GPT-4 and the Turing test

I don’t know if the original Turing test was based on just one human participant, or if more than one was used, how those humans were chosen.

Scientists decided to replicate this test by asking 500 people to speak with four respondents, including a human and the 1960s-era AI program ELIZA as well as both GPT-3.5 and GPT-4, the AI that powers ChatGPT. The conversations lasted five minutes — after which participants had to say whether they believed they were talking to a human or an AI. In the study, published May 9 to the pre-print arXiv server, the scientists found that participants judged GPT-4 to be human 54% of the time… GPT-3.5 scored 50% while the human participant scored 67%.

livescience.com

Should the criteria to pass be that 51% of a large random sample of humans could not correctly identify computer vs. human?

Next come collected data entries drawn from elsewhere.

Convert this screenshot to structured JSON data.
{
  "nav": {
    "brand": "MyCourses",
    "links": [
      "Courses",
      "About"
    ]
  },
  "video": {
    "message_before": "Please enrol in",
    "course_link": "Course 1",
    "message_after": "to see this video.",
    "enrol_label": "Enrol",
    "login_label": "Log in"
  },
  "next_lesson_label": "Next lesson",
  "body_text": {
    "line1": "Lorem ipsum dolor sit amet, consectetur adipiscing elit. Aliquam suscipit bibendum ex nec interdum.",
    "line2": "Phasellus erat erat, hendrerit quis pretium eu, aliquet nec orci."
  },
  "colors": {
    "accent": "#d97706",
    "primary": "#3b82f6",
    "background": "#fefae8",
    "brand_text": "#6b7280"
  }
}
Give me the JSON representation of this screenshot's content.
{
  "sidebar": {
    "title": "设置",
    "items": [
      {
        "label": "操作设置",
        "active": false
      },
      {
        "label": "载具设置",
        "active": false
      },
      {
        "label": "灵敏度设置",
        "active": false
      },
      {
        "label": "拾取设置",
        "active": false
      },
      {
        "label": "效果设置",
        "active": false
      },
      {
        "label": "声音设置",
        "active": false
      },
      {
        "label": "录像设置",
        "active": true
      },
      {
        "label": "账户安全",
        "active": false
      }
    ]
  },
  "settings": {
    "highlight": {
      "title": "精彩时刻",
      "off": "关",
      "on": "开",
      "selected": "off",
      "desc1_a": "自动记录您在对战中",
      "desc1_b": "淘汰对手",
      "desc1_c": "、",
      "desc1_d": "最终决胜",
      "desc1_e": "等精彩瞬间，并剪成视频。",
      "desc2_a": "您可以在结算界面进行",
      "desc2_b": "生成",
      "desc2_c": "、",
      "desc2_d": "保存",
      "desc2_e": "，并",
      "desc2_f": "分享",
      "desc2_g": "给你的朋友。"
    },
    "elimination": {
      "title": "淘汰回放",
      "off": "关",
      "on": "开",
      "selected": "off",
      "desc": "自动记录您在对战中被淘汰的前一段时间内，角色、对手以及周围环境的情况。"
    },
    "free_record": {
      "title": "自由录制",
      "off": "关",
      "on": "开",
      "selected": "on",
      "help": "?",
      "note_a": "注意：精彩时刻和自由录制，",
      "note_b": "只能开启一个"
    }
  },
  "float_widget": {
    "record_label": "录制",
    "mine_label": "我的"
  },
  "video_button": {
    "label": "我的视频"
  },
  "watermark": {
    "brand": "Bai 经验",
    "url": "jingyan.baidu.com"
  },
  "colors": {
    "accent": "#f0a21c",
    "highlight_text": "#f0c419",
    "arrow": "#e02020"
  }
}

How bad would the results have to be for the control (identifying the human as human) before we would conclude that the Turing test no longer makes sense?

It’s interesting that the Turing test is presented as a test of intelligence, but many of the things that apparently make computer conversationalists convincingly human are in fact cognitive biases, logical errors, and the appearance of emotionally-influenced decision making. These might be things you would look for if you wanted a computer to be a friend, but they are not things I would like for if I wanted a computer to counter my less rational human impulses and help me make more rational decisions.